1 is a perspective view showing an external configuration of a preferred embodiment of an ink jet recording apparatus of the present invention. FIG. 2 is a perspective view showing an internal basic configuration of the ink jet recording apparatus of FIG. 1. It is a perspective view which shows the structure of the external appearance of other suitable one Embodiment of the inkjet recording device of this invention. FIG. 4 is a perspective view showing an internal basic configuration of the ink jet recording apparatus of FIG. 3. It is a figure which shows the printing pattern for evaluation in an Example. It is a figure which shows the printing pattern for evaluation in an Example. It is a figure which shows the printing pattern for evaluation in an Example.

Explanation of symbols

DESCRIPTION OF SYMBOLS 1 Recording medium 2 Conveyance roller 3 Recording head 5 Ink tank 6 External cover 7 Tray 8 Image formation part 9 Power supply signal cable 10 Carriage 11 Guide rod 12 Timing belt 13 Drive pulley 14 Maintenance unit

Claims (3)

An organic acid having at least an acid dissociation constant pKa of 4.5 or less, a polyvalent metal salt, a water-soluble solvent, and water,
The ratio of the amount of the polyvalent metal salt to organic acid, Ri 1 less der least 0.01 in a molar ratio (polyvalent metal salt / organic acid),
The organic acid is a compound represented by the following general formula (1): A liquid composition for ink jet.

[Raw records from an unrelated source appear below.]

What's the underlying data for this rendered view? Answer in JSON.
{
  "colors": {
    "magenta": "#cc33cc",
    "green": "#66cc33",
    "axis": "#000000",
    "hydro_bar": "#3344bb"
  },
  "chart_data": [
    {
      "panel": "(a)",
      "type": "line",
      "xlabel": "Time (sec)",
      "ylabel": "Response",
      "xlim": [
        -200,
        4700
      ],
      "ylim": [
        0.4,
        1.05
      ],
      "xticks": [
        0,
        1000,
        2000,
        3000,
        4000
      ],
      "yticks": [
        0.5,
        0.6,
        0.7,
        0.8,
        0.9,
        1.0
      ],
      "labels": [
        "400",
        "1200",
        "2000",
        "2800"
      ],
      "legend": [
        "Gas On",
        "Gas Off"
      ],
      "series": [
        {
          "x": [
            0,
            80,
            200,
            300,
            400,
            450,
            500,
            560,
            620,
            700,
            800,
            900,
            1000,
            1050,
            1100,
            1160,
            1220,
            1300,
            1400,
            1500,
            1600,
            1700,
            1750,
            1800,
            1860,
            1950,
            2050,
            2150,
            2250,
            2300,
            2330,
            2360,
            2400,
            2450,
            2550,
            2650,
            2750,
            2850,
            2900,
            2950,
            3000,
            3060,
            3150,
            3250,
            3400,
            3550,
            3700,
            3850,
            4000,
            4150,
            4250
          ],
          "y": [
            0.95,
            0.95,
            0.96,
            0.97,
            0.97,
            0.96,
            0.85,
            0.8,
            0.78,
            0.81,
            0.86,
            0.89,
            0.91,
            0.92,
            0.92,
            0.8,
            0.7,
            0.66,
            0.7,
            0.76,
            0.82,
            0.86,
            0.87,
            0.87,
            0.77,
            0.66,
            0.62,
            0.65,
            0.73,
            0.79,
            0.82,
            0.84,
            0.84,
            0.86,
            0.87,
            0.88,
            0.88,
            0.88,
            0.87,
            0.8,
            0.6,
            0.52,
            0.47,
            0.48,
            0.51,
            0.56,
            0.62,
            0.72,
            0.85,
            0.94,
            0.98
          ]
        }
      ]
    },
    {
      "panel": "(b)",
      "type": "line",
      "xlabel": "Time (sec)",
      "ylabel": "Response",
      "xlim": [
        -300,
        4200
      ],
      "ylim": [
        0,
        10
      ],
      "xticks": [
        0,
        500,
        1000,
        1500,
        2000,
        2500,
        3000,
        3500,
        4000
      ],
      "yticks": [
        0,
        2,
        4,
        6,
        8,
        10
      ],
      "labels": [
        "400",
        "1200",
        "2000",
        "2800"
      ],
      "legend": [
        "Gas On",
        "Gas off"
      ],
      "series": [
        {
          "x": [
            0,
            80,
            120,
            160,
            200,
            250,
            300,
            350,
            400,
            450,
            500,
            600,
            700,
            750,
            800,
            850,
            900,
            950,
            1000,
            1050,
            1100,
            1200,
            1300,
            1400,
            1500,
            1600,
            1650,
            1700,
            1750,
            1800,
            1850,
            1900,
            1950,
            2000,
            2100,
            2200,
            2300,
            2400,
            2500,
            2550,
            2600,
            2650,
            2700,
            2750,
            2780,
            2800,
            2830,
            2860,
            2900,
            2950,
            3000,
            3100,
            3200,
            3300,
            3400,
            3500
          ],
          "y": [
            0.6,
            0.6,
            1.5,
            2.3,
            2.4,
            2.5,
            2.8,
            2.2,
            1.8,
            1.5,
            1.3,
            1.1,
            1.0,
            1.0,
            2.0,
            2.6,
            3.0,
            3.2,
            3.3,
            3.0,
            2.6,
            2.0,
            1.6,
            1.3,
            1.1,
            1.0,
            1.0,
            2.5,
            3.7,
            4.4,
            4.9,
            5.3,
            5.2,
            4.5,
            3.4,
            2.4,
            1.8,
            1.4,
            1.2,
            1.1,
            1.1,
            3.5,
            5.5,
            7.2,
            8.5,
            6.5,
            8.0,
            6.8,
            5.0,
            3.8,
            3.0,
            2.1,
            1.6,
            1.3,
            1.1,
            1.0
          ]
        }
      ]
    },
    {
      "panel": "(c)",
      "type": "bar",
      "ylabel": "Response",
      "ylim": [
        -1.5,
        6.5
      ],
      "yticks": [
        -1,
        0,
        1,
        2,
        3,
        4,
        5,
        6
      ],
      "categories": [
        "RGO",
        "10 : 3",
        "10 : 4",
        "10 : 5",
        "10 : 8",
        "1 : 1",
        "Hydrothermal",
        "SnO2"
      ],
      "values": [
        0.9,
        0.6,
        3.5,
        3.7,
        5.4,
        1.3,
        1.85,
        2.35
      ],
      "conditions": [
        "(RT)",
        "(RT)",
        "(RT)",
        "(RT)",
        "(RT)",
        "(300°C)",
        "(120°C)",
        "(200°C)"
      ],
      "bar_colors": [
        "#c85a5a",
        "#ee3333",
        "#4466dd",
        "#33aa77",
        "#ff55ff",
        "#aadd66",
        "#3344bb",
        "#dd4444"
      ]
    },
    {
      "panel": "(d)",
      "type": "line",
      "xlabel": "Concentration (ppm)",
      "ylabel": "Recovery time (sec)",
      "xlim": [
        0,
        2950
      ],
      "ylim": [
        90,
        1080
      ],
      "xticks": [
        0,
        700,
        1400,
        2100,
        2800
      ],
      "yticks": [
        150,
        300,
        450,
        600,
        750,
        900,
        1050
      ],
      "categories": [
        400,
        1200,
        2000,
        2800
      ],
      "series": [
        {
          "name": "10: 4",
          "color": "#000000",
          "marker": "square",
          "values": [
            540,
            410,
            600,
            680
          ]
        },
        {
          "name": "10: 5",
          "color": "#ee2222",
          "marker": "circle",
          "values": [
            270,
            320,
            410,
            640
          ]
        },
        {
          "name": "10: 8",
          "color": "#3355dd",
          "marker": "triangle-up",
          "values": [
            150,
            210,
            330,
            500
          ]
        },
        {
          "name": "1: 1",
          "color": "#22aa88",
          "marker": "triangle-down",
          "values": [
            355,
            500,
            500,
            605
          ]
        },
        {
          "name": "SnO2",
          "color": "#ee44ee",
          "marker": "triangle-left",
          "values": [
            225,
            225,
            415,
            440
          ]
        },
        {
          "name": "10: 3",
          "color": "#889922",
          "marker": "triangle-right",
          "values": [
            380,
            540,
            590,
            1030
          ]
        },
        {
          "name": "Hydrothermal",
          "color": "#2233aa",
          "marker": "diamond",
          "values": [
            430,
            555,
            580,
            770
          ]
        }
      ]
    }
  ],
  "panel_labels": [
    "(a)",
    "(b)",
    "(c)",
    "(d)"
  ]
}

(In the formula, X represents O, CO 2 , N 2 R, S, or SO ₂ , R represents an alkyl group, M represents a hydrogen atom, an alkali metal, or an amine. L represents 1-5. An integer, m is 1 or 2, and n is an integer of 3 to 7.) An inkjet ink set having at least a first liquid and a second liquid,
The first liquid contains at least a coloring material, a water-soluble solvent, and water,
The second liquid is the liquid composition for ink jet according to claim 1 ,
An ink set for inkjet. An inkjet recording method using an inkjet ink set,
An inkjet ink set is the inkjet ink set according to claim 2 ,
An ink jet recording method comprising forming an image by applying the first liquid and the second liquid onto a recording medium so as to contact each other.